Auch der alte Freund, der unseren Patienten bei einem Mädchen ausgestochen hat, ist in der Unterrealschule durchgefallen und hat das Studium aufgegeben. Patient ist ihm überlegen, denn er hat die Technik absolviert. Er bekennt sich zu der sublimen Lehre: Wissen ist mehr als Geld, — insbesondere da dieses Bekenntnis seiner Fiktion, oben zu sein, zustatten kommt und ihn tröstet. Der gemeinsame Bekannte steht hier statt des von beiden umworbenen, reichen Mädchens. Der Wettlauf beginnt abermals. Unser Patient wird von seinem Rivalen als Sieger erklärt. —

Ein zweiter Traum aus dieser Nacht macht dies deutlicher. Patient träumt, „als ob er ein Mädchen aus dem niederen Volke zu Falle gebracht und entehrt hätte.“ Die Fiktion dieses Traumes besagt noch um eine Nuance deutlicher, dass er „oben“ sei. Das früher umworbene Mädchen ist hier im Sinne des Patienten herabgesetzt, verarmt und erkennt in ihm ihren Herrn. —

Ganz kurz will ich an dieser Stelle erwähnen, dass die Vielheit von Träumen in einer Nacht sich daraus erklärt, dass mehrfache Versuche des Vorausdenkens, der probeweisen Lösung eines Problems unternommen wurden. Es stellt sich dabei regelmässig heraus, dass — wie bei Nervösen leicht begreiflich — ein einziger Weg zur leitenden Persönlichkeitsidee der Vorsicht nicht genügt. Der Traum wird dann unter dem Einfluss der weitergehenden Sicherungstendenz noch abstrakter, bildlicher, und man hat dann nach der Deutung aller Träume einer Nacht mehrere psychische Attituden, aus deren Vergleich die Dynamik der Neurose um vieles deutlicher wird. Im obigen Fall unterwirft sich der Rivale im ersten Traum, und der Reichtum des Mädchens, ihre Macht, wird bezüglich der Geltung entwertet.

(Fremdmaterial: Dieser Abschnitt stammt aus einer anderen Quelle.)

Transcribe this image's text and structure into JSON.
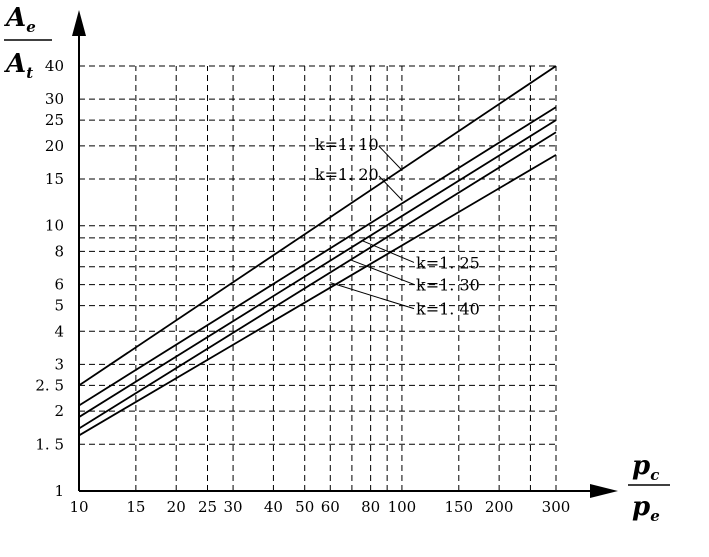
{
  "chart_data": {
    "type": "line",
    "x_scale": "log",
    "y_scale": "log",
    "xlim": [
      10,
      300
    ],
    "ylim": [
      1,
      40
    ],
    "grid": true,
    "x_ticks": [
      10,
      15,
      20,
      25,
      30,
      40,
      50,
      60,
      80,
      100,
      150,
      200,
      300
    ],
    "x_tick_labels": [
      "10",
      "15",
      "20",
      "25",
      "30",
      "40",
      "50",
      "60",
      "80",
      "100",
      "150",
      "200",
      "300"
    ],
    "x_grid": [
      15,
      20,
      25,
      30,
      40,
      50,
      60,
      70,
      80,
      90,
      100,
      150,
      200,
      250,
      300
    ],
    "y_ticks": [
      1,
      1.5,
      2,
      2.5,
      3,
      4,
      5,
      6,
      8,
      10,
      15,
      20,
      25,
      30,
      40
    ],
    "y_tick_labels": [
      "1",
      "1. 5",
      "2",
      "2. 5",
      "3",
      "4",
      "5",
      "6",
      "8",
      "10",
      "15",
      "20",
      "25",
      "30",
      "40"
    ],
    "y_grid": [
      1.5,
      2,
      2.5,
      3,
      4,
      5,
      6,
      7,
      8,
      9,
      10,
      15,
      20,
      25,
      30,
      40
    ],
    "ylabel": {
      "num_sym": "A",
      "num_sub": "e",
      "den_sym": "A",
      "den_sub": "t"
    },
    "xlabel": {
      "num_sym": "p",
      "num_sub": "c",
      "den_sym": "p",
      "den_sub": "e"
    },
    "series": [
      {
        "name": "k=1. 10",
        "x": [
          10,
          300
        ],
        "y": [
          2.5,
          40
        ]
      },
      {
        "name": "k=1. 20",
        "x": [
          10,
          300
        ],
        "y": [
          2.1,
          28
        ]
      },
      {
        "name": "k=1. 25",
        "x": [
          10,
          300
        ],
        "y": [
          1.9,
          25
        ]
      },
      {
        "name": "k=1. 30",
        "x": [
          10,
          300
        ],
        "y": [
          1.72,
          22.5
        ]
      },
      {
        "name": "k=1. 40",
        "x": [
          10,
          300
        ],
        "y": [
          1.62,
          18.5
        ]
      }
    ],
    "annotations": [
      {
        "series": 0,
        "text": "k=1. 10",
        "point": [
          100,
          16.2
        ],
        "side": "left"
      },
      {
        "series": 1,
        "text": "k=1. 20",
        "point": [
          100,
          12.5
        ],
        "side": "left"
      },
      {
        "series": 2,
        "text": "k=1. 25",
        "point": [
          75,
          8.8
        ],
        "side": "right"
      },
      {
        "series": 3,
        "text": "k=1. 30",
        "point": [
          70,
          7.4
        ],
        "side": "right"
      },
      {
        "series": 4,
        "text": "k=1. 40",
        "point": [
          60,
          6.1
        ],
        "side": "right"
      }
    ]
  }
}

Der zweite Traum hat dem Mädchen auch diese Macht genommen, sie in die weibliche Situation, „nach unten“ gebracht, und dies unter weitestgehender Abstraktion, so dass dem in Betracht kommenden Mädchen nichts Persönliches mehr, bloss ihre untergeordnete Rolle geblieben ist. — Patient äussert übrigens mehrfach Gedanken, dass für ihn nur ein ungebildetes Mädchen vom Lande tauge, der gegenüber er stets die herrschende Person sei.[1] Auch das Mädchen, die er zur Braut wählen will, schreckt ihn wegen ihrer Intelligenz. Dies ist der Zug vieler Neurotiker, der sie immer unter ihrem sozialen Niveau wählen lässt, und so kommen Gedanken und Tatsachen zustande, wie die, eine Prostituierte, ein kleines Mädchen zur Liebe oder Ehe zu wählen, nekrophile Neigungen etc. In allen ähnlichen Fällen wird man


  1. Ein weiterer Traum der gleichen Nacht könnte von der sexuellen Eroberung eines Mädchens handeln.
Empfohlene Zitierweise:
Alfred Adler: Über den nervösen Charakter. J.F. Bergmann, Wiesbaden 1912, Seite 156. Digitale Volltext-Ausgabe bei Wikisource, URL: https://de.wikisource.org/w/index.php?title=Seite:AdlerNervoes1912.djvu/164&oldid=- (Version vom 31.7.2018)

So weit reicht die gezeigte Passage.